10 comments to The Anglosphere is not doomed

  • RRS

    Sheez, some of these quotes of late make one feel like just spilling over.

    If you receive one of those polling calls or encounters, the poor pollster has to deal with the list of questions as they are:

    Do you feel the country is on the right track or the wrong track?”

    There is no point in asking what is meant by “track” or “wrong” the pollster doesn’t have a clue, just a job; and encompassing the “Country” is beyond most respondents’ information.
    So, responses to such are not a basis for statistics.

    Questions that explore such emotional reactions to identified conditions can give a sense of general sentiments.

    We might as well ask “How d’y’all think about the way things are goin’ ”

    What things, which things, going where?

  • Laird

    I don’t think that we’re “in imminent danger of being crushed by some sort of Asian/other menace”; we’re self-destructing all on our own. China et al may be the beneficiaries of our collective insanity, but it’s merely because they were in the right place at the right time.

  • PersonFromPorlock

    Bad enough we sell them the rope: beyond bad that we make them our only rope-makers.

  • Charlie

    We in the US are on the wrong track.

    I am optimistic though that we are sooner than later going to switch to the express track. Things will get better. No pain, no gain. Or as Professor Reynolds (Instapundit) is fond of saying, “things that can’t continue, won’t”. I just hope to live long enough to see my children’s lives better than my own.

  • JohnB

    Vast amounts of wealth (eg Tata steel?) is being transferred to the Asian nations and other 3rd world type scenarios where things are lorded over by a very much tinier elite than in the west.
    But if the west were to go under then the rest of the world would be doomed.
    It is the western way (with its trace of liberty) that has made it all happen, and that is indeed, that which keeps it going.

  • Dale Amon

    There are two entirely different matters that must be separated and which political types prefer to conflate.
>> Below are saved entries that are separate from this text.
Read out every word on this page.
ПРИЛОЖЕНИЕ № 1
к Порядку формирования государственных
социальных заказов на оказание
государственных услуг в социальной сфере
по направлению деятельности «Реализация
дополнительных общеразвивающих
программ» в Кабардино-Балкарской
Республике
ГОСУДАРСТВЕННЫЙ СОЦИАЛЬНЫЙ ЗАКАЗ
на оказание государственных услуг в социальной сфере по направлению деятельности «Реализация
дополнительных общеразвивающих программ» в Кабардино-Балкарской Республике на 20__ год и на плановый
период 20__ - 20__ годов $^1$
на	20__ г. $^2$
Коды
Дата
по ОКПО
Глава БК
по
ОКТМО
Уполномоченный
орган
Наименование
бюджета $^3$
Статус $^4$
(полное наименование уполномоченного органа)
    Capital, like water, flows downhill. The flow of capital to Asia is something natural and logically predictable. I did in fact predict it decades ago… based on nothing more than basic economics. If country A has lower wages than B, money flows to it. If it invests the money in growth, it will grow faster and money will continue to flow until the playing field levels, ie the labour and capital costs in A and B become roughly equal. This probably means that A will come down some amount while B goes up, but in the long run both will benefit.

    Governments destroy economies. The other matter is the general loss of wealth and competitiveness is mostly due to the actions of the State. The regulatory burden, the tax burden, the increasing paperwork and associated fines, the confusion and proliferation of laws… those are the base cause of much of our woes.

    Politicians wish to conflate one with two so that they can blame someone else and not take their own just blame for wrecking their country.

  • JohnB

    I agree with you, Dale, but I do think there is a deliberate agenda at work to concentrate wealth in the hands of the elite.
    And get rid of (or at least reduce) that troublesome western middle class that seems to imagine it can sometimes think for itself.

  • 'Nuke' Gray

    With the US economy improving (less unemployment), opinion polls would now show optimism about the Anglosphere, I believe.

  • Paul Marks

    The two most important nations of the “Anglosphere” are the United States and the United Kingdom.

    Both are well down the road to self destruction.

    Please note “self destruction” – theories about a Yellow Peril (or whatever) are not needed.

  • Paul Marks

    As for the idea that the main thing is a plot to concentrate wealth in the hands of an elite (at home or somewhere else).

    Oh if only things were so innocent!

    Sadly even George Soros is a idealist (under all the corruption of course).

    His ideal is not to concentrate wealth in his hands and those of his friends.

    His ideal (and the ideal of the rest of the establishment) is much worse than that.